Ukrainian cybersecurity authorities warned of two malicious campaigns targeting government bodies and organizations in the country’s critical infrastructure sector that exploit the recently patched Follina (CVE-2022-30190) vulnerability to deliver Cobalt Strike Beacon and CredoMap malware.

Both hacking campaigns involve phishing emails distributing malicious Microsoft Word documents. In the first case the malicious document was ostensibly sent by the State Tax Service of Ukraine, while in the second campaign (which was attributed to the Russia-linked APT28 hacker group) attackers distributed a malicious Word document purported to contain information about nuclear terrorism.

Germany indicts Russia-linked APT28 hacker who targeted NATO think tank

German authorities issued an arrest warrant for the Russian hacker Nikolaj Kozachek (aka “blabla1234565” and “kazak”) accused of carrying out cyber-espionage operations against a NATO think tank in Germany on behalf of the Russian military intelligence service.

According to German officials, Kozachek compromised the IT systems of the Joint Air Power Competence Center, a think tank in North Rhine-Westphalia in April 2017, and planted the X-Agent spyware on the organization’s computers. The hacker is said to have compromised at least two systems and gained access to internal information from NATO, however, at this time the extent of the attack is not clear.

OT:Icefall vulnerabilities put industrial devices at risk of cyberattacks

Cybersecurity researchers at Forescout's Vedere Labs published a report detailing a set of 56 vulnerabilities impacting industrial equipment used in critical infrastructure environments.

Dubbed “OT:Icefall,” vulnerabilities, said to be caused by insecure-by-design practices in OT, affect products from Honeywell, Motorola, Omron, Siemens, Emerson, JTEKT, Bently Nevada, Phoenix Contract, ProConOS, and Yokogawa.

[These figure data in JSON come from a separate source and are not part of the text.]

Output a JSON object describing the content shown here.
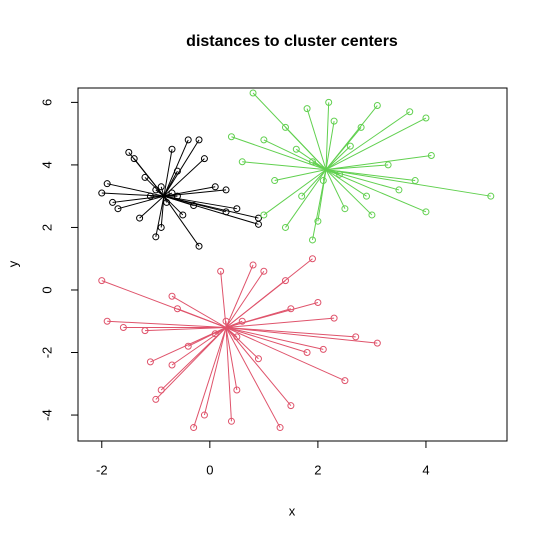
{
  "chart_data": {
    "type": "scatter",
    "title": "distances to cluster centers",
    "x_label": "x",
    "y_label": "y",
    "xlim": [
      -2.44,
      5.5
    ],
    "ylim": [
      -4.83,
      6.46
    ],
    "xticks": [
      -2,
      0,
      2,
      4
    ],
    "yticks": [
      -4,
      -2,
      0,
      2,
      4,
      6
    ],
    "series": [
      {
        "color": "#000000",
        "center": [
          -0.85,
          3.0
        ],
        "x": [
          -2.0,
          -1.9,
          -1.8,
          -1.5,
          -1.4,
          -1.3,
          -1.2,
          -1.0,
          -0.9,
          -0.7,
          -0.6,
          -0.5,
          -0.4,
          -0.3,
          -0.2,
          0.1,
          0.3,
          0.5,
          0.9,
          0.9,
          -0.2,
          -0.1,
          -1.7,
          0.3,
          -1.1,
          -0.7,
          -0.8,
          -1.0,
          -0.6,
          -0.9
        ],
        "y": [
          3.1,
          3.4,
          2.8,
          4.4,
          4.2,
          2.3,
          3.6,
          1.7,
          2.0,
          4.5,
          3.8,
          2.4,
          4.8,
          2.7,
          4.8,
          3.3,
          2.5,
          2.6,
          2.3,
          2.1,
          1.4,
          4.2,
          2.6,
          3.2,
          3.0,
          3.1,
          2.8,
          3.2,
          3.0,
          3.3
        ]
      },
      {
        "color": "#DF536B",
        "center": [
          0.3,
          -1.2
        ],
        "x": [
          -2.0,
          -1.9,
          -1.6,
          -1.2,
          -1.1,
          -1.0,
          -0.9,
          -0.7,
          -0.7,
          -0.6,
          -0.4,
          -0.3,
          -0.1,
          0.2,
          0.4,
          0.5,
          0.8,
          0.9,
          1.0,
          1.3,
          1.4,
          1.5,
          1.5,
          1.8,
          1.9,
          2.0,
          2.1,
          2.3,
          2.5,
          2.7,
          3.1,
          0.6,
          0.1,
          0.3,
          0.5
        ],
        "y": [
          0.3,
          -1.0,
          -1.2,
          -1.3,
          -2.3,
          -3.5,
          -3.2,
          -0.2,
          -2.4,
          -0.6,
          -1.8,
          -4.4,
          -4.0,
          0.6,
          -4.2,
          -3.2,
          0.8,
          -2.2,
          0.6,
          -4.4,
          0.3,
          -0.6,
          -3.7,
          -2.0,
          1.0,
          -0.4,
          -1.9,
          -0.9,
          -2.9,
          -1.5,
          -1.7,
          -1.0,
          -1.4,
          -1.0,
          -1.5
        ]
      },
      {
        "color": "#61D04F",
        "center": [
          2.15,
          3.85
        ],
        "x": [
          0.4,
          0.6,
          0.8,
          1.0,
          1.0,
          1.2,
          1.4,
          1.4,
          1.6,
          1.7,
          1.8,
          1.9,
          2.0,
          2.2,
          2.3,
          2.5,
          2.6,
          2.8,
          2.9,
          3.0,
          3.1,
          3.3,
          3.5,
          3.7,
          3.8,
          4.0,
          4.0,
          4.1,
          5.2,
          2.4,
          1.9,
          2.1
        ],
        "y": [
          4.9,
          4.1,
          6.3,
          4.8,
          2.4,
          3.5,
          5.2,
          2.0,
          4.5,
          3.0,
          5.8,
          1.6,
          2.2,
          6.0,
          5.4,
          2.6,
          4.6,
          5.2,
          3.0,
          2.4,
          5.9,
          4.0,
          3.2,
          5.7,
          3.5,
          5.5,
          2.5,
          4.3,
          3.0,
          3.7,
          4.1,
          3.5
        ]
      }
    ]
  }
}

The discovered issues fall into four main categories: insecure engineering protocols, weak cryptography or broken authentication schemes, insecure firmware updates, and remote code execution via native functionality.

Of the flaws, 38% allow for compromise of credentials, 21% allow firmware manipulation, and 14% are remote code execution vulnerabilities.

Hackers exploit Log4Shell vulnerability in attacks on VMware Horizon servers

Although the infamous Log4Shell vulnerability (CVE-2021-44228) was patched six months ago, hackers are still exploiting the flaw to attack VMware Horizon and Unified Access Gateway servers and gain initial access to a victims’ networks.

According to a recent joint advisory published by the U.S. Cybersecurity and Infrastructure Security Agency (CISA) and the Coast Guard Cyber Command (CGCYBER), since December 2021, multiple threat actor groups, including the state-sponsored ones, have been exploiting Log4Shell on unpatched, public-facing VMware Horizon and Unified Access Gateway servers. In these attacks threat actors were observed planting malware on compromised systems with embedded executables enabling remote command-and-control.

Cybersecurity authorities share advice on securing Windows systems with PowerShell

Although PowerShell is often abused by malicious actors, system administrators should not switch off the Windows command-line tool, the US National Security Agency and partners advised in a Cybersecurity Information Sheet released this week.

The NSA and cyber security centers in the US (CISA), New Zealand (NZ NCSC), and the UK (NCSC-UK) have provided a set of recommendations for using PowerShell to mitigate cyber threats instead of removing or disabling it, which would lower defensive capabilities. The security advisory outlines features in PowerShell that help with protecting credentials, remote management configurations, anti-virus scanning and logging.